6 Zo stierf Saul met zijn drie zonen: zijn gehele gezin stierf tegelijk met hem.
7 Toen al de mannen van Israël, die in de vlakte woonden, bemerkten, dat men de vlucht genomen had, en dat Saul en zijn zonen dood waren, verlieten zij hun steden en vluchtten, waarna de Filistijnen kwamen en zich daarin nestelden.

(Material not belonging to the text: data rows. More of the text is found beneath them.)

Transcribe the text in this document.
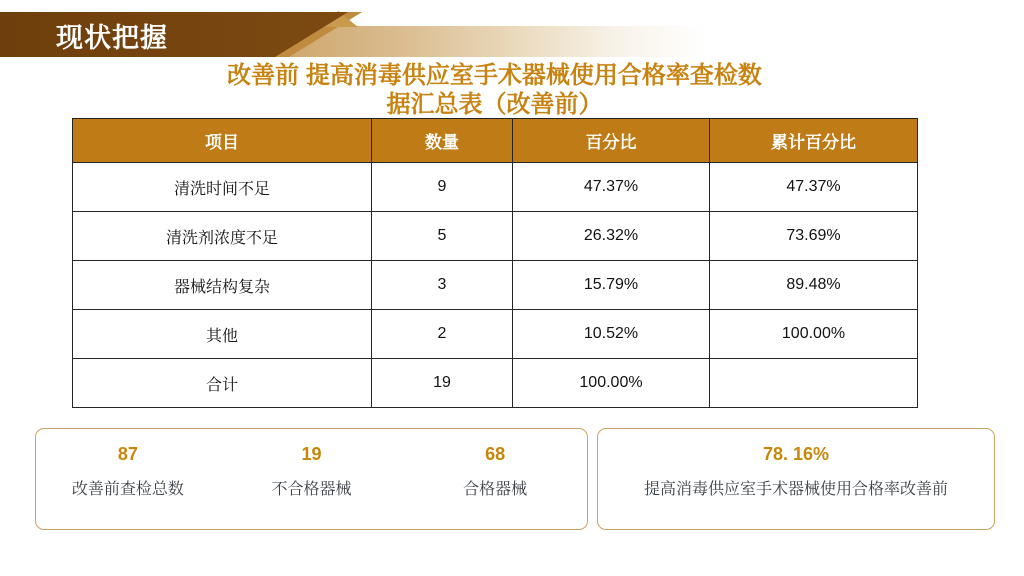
现状把握
改善前 提高消毒供应室手术器械使用合格率查检数
据汇总表（改善前）
项目	数量	百分比	累计百分比
清洗时间不足	9	47.37%	47.37%
清洗剂浓度不足	5	26.32%	73.69%
器械结构复杂	3	15.79%	89.48%
其他	2	10.52%	100.00%
合计	19	100.00%	
87
改善前查检总数
19
不合格器械
68
合格器械
78. 16%
提高消毒供应室手术器械使用合格率改善前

8 Toen de Filistijnen de volgende dag de verslagenen kwamen plunderen, vonden zij Saul en zijn zonen liggen op het gebergte Gilboa.
9 Zij plunderden hem, namen zijn hoofd en zijn wapenrusting mee, en zonden boden rond in het land der Filistijnen om de goede tijding te melden aan hun afgoden en het volk.
10 Zijn wapenrusting legden zij neer in de tempel van hun god, maar zijn schedel hechtten zij aan de tempel van Dagon.
11 Toen geheel Jabes in Gilead hoorde al wat de Filistijnen met Saul gedaan hadden,
12 begaven alle krijgslieden zich op weg en namen het lijk van Saul en de lijken van zijn zonen mee; zij brachten ze naar Jabes en begroeven hun gebeente onder de terebint te Jabes, waarna zij zeven dagen vastten.